At Oasis and Jade, Curry said, "We just sent an officer in to get a massage and see what happens." What happened, he said, was that the prostitutes were very forthright after they'd done their perfunctory rub down. "They would just whisper in your ear what other services they offer besides the massage," he said.
That let the officers get enough information to charge five women with promoting prostitution and engaging in a pattern of corrupt activity, without having the complication of getting intimate with any of their underlings, he said.
But often, Curry said, that's not possible. Columbus's policy notes that a prostitute will frequently ask a customer to prove he isn't a cop by touching her breasts or allowing her to touch his genitals. Vice detectives are allowed to participate in this so-called "cop test" and are "permitted to strip completely if this is absolutely necessary," it says.
"Detectives are not to purposely engage in sexual conduct. However, in those cases where the prostitute momentarily engages the officer in what can be termed sexual conduct, in spite of all reasonable efforts of the officer to stop such conduct, the officer will not be in violation of policy," the policy says before continuing in bold type: "However it is to be understood that the officer will make every effort to stop such conduct before it occurs."

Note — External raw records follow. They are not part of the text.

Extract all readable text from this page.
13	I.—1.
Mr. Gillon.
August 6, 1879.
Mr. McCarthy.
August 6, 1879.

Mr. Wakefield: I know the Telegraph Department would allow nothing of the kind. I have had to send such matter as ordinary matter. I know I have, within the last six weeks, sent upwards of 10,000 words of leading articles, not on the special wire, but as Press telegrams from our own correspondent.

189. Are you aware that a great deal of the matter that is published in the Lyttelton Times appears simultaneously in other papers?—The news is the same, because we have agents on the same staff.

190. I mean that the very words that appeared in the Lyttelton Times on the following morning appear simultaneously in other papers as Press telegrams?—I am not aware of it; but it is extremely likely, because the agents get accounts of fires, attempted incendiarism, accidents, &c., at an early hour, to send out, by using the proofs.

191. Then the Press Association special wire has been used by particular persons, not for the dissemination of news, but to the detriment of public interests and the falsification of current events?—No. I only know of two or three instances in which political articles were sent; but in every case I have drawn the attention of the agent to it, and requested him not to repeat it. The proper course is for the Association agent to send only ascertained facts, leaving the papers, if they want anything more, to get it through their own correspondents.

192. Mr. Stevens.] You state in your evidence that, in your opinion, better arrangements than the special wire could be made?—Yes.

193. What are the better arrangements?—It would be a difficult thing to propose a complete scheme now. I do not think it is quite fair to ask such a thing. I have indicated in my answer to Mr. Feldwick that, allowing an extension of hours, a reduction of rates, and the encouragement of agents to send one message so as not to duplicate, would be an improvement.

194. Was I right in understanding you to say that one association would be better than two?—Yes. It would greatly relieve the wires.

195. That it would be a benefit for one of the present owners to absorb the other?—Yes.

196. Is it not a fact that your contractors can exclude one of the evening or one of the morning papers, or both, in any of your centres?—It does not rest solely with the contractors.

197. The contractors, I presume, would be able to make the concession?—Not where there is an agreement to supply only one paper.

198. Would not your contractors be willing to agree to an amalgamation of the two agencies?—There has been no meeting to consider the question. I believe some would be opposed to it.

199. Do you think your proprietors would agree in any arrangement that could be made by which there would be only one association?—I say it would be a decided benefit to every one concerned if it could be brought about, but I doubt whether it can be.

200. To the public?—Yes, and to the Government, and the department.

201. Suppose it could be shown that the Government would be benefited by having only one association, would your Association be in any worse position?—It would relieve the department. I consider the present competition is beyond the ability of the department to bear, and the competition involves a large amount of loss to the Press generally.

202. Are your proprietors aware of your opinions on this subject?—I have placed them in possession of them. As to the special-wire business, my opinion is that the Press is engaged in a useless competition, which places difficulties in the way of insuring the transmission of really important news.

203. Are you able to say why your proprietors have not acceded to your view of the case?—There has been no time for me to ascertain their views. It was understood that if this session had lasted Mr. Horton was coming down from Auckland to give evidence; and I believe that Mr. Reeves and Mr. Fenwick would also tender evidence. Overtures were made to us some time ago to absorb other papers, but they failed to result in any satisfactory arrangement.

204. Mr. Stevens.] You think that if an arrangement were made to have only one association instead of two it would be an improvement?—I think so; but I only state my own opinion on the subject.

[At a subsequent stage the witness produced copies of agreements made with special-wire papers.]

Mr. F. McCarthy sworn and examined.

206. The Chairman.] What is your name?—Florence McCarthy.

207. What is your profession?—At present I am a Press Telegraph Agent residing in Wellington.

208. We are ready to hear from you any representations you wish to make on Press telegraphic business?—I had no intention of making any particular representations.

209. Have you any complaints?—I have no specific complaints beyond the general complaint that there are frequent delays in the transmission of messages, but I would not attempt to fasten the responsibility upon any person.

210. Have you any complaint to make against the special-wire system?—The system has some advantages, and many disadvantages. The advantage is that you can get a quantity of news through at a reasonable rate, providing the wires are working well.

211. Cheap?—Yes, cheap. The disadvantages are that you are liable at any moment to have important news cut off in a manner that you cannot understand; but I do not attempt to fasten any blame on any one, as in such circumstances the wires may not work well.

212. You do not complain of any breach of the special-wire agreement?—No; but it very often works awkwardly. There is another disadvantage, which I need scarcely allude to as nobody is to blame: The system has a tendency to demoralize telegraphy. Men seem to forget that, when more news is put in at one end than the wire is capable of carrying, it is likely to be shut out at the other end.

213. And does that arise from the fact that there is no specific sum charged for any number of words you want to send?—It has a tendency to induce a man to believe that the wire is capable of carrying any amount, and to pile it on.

"We have a variety of excuses we use" to avoid engaging in a sex act, Curry said. "We make up an excuse and stop." Curry declined to give examples.
The policy goes on to say that detectives "should" tell their spouses or significant others about the potential for sexual activity in their work and should get regular STD training.

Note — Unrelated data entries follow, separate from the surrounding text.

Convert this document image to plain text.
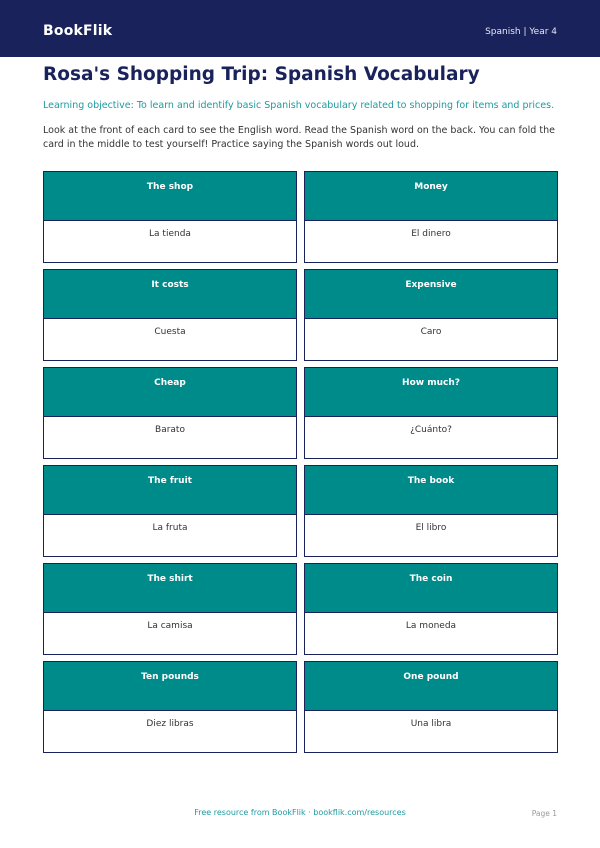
BookFlik	Spanish | Year 4
Rosa's Shopping Trip: Spanish Vocabulary

Learning objective: To learn and identify basic Spanish vocabulary related to shopping for items and prices.

Look at the front of each card to see the English word. Read the Spanish word on the back. You can fold the card in the middle to test yourself! Practice saying the Spanish words out loud.

The shop
La tienda
Money
El dinero
It costs
Cuesta
Expensive
Caro
Cheap
Barato
How much?
¿Cuánto?
The fruit
La fruta
The book
El libro
The shirt
La camisa
The coin
La moneda
Ten pounds
Diez libras
One pound
Una libra
Free resource from BookFlik · bookflik.com/resources	Page 1
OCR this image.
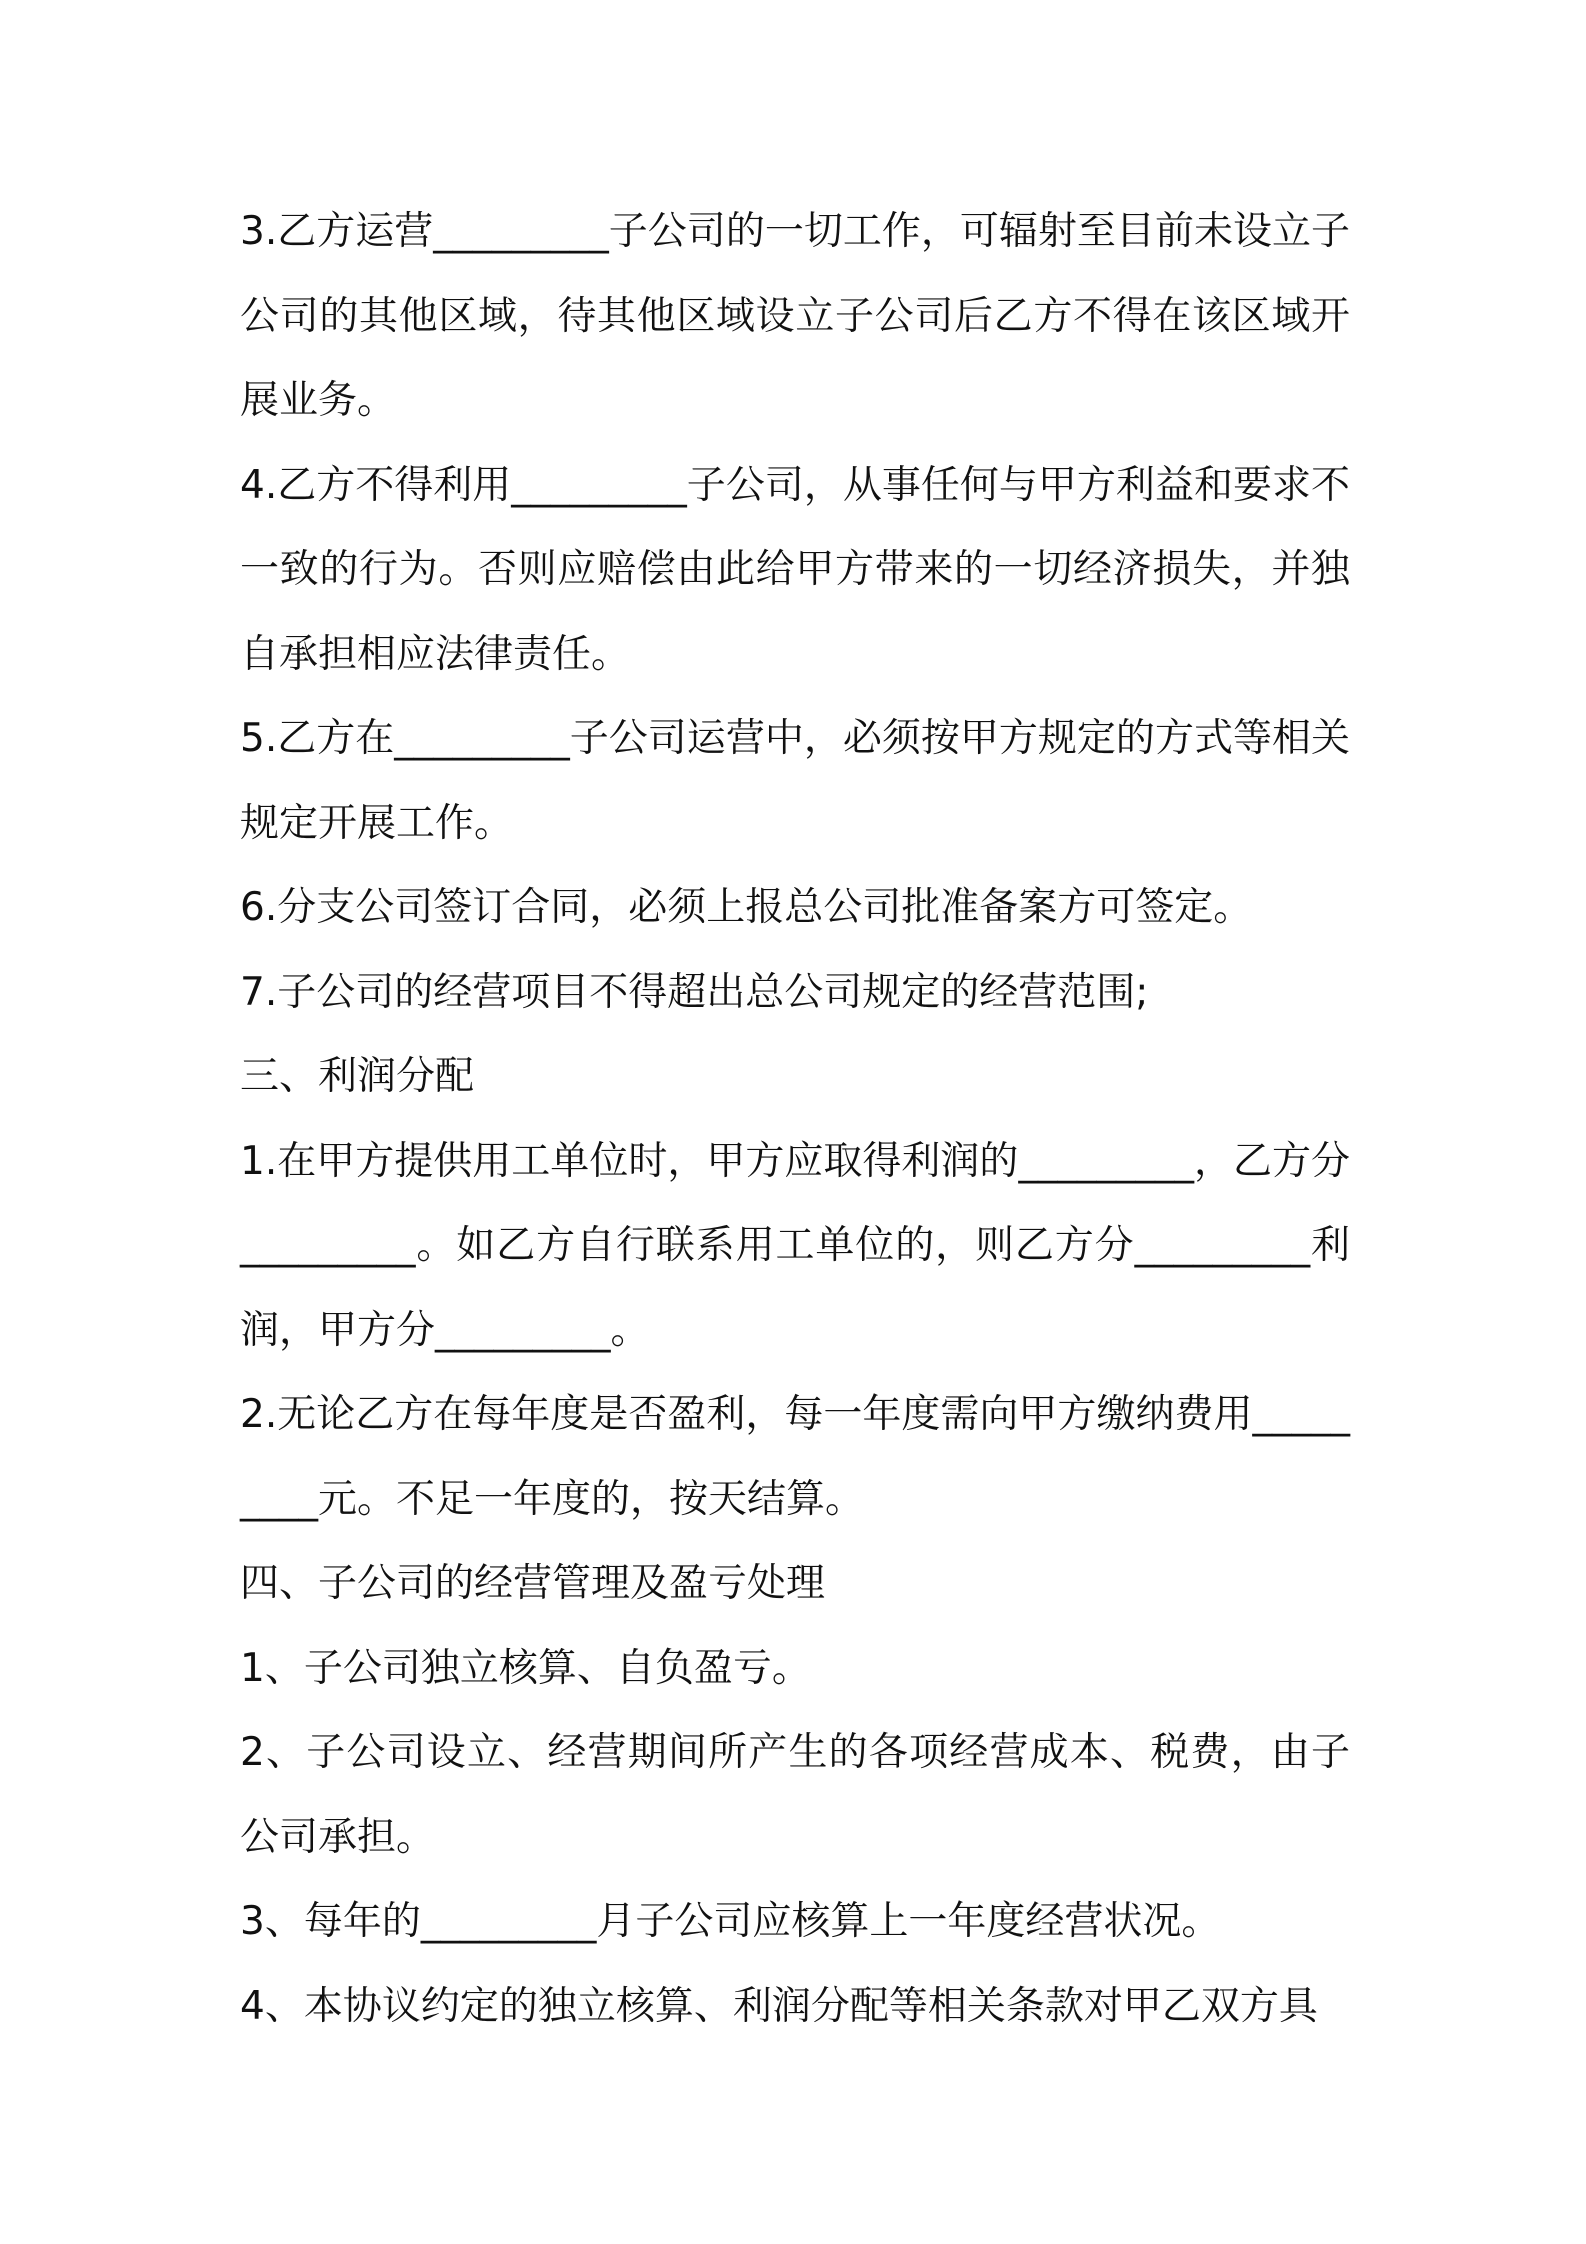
3.乙方运营_________子公司的一切工作，可辐射至目前未设立子公司的其他区域，待其他区域设立子公司后乙方不得在该区域开展业务。

4.乙方不得利用_________子公司，从事任何与甲方利益和要求不一致的行为。否则应赔偿由此给甲方带来的一切经济损失，并独自承担相应法律责任。

5.乙方在_________子公司运营中，必须按甲方规定的方式等相关规定开展工作。

6.分支公司签订合同，必须上报总公司批准备案方可签定。

7.子公司的经营项目不得超出总公司规定的经营范围;

三、利润分配

1.在甲方提供用工单位时，甲方应取得利润的_________，乙方分_________。如乙方自行联系用工单位的，则乙方分_________利润，甲方分_________。

2.无论乙方在每年度是否盈利，每一年度需向甲方缴纳费用_________元。不足一年度的，按天结算。

四、子公司的经营管理及盈亏处理

1、子公司独立核算、自负盈亏。

2、子公司设立、经营期间所产生的各项经营成本、税费，由子公司承担。

3、每年的_________月子公司应核算上一年度经营状况。

4、本协议约定的独立核算、利润分配等相关条款对甲乙双方具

According to Curry, an officer will indulge in sexual conduct only when he can't get the prostitute to verbally solicit him but still needs evidence. "You go into some places and they won't talk to you, but they will do the physical stuff, so there's really no way of preventing anything," he said. "If there's no words, then you have to let to something else happen."
The policy is dated 2001, two years after the Dispatch reported that a vice officer had sex with prostitutes before arresting them; after the story ran, the officer left vice and detectives were ordered not to have sex with prostitutes.
Since then, it's been a matter of contention between Chief James Jackson, who believes officers should be allowed to get completely naked with prostitutes and do some touching, and Deputy Chief Antone Lanata, who thinks Jackson's rules are too lenient.
According to a Dispatch story, Lanata was disturbed after reading lusty details of sexual contact between detectives and their suspects in 2003. So, while Jackson was on vacation, Lanata altered the policy to prohibit
any sex and bar officers from stripping to get an arrest. But when Jackson returned to work, he promptly reinstated the rules that are now in place.
Curry said sexual conduct "usually doesn't happen, and if it does, then we have to address it with the detective." Asked if a vice squad detective has ever had intercourse with a prostitute, he said, "None that I know of."
Joshua Dressler, a criminal-law expert at OSU's Moritz College of Law, said the Columbus policy goes "further than the law requires them to." Legally, he said, it's OK for a vice officer to have sex with a prostitute in the course of an investigation, just as a narcotics officer is permitted to buy drugs from a dealer.
Many police departments, including Cleveland's, don't have written rules about how cops must investigate prostitutes. Dressler said most of those that do have regulations similar to Columbus's.
Dressler said juries are at the root of such policies. Most police departments understand that juries will likely be disgusted with cops who have sex with hookers and then arrest them, he said. "The sex act seems a little touchier" than a drug bust, Dressler said.
"Juries are very often going to rebel and acquit if they learn that the police officer was actually involved in a consummated sexual act with a prostitute."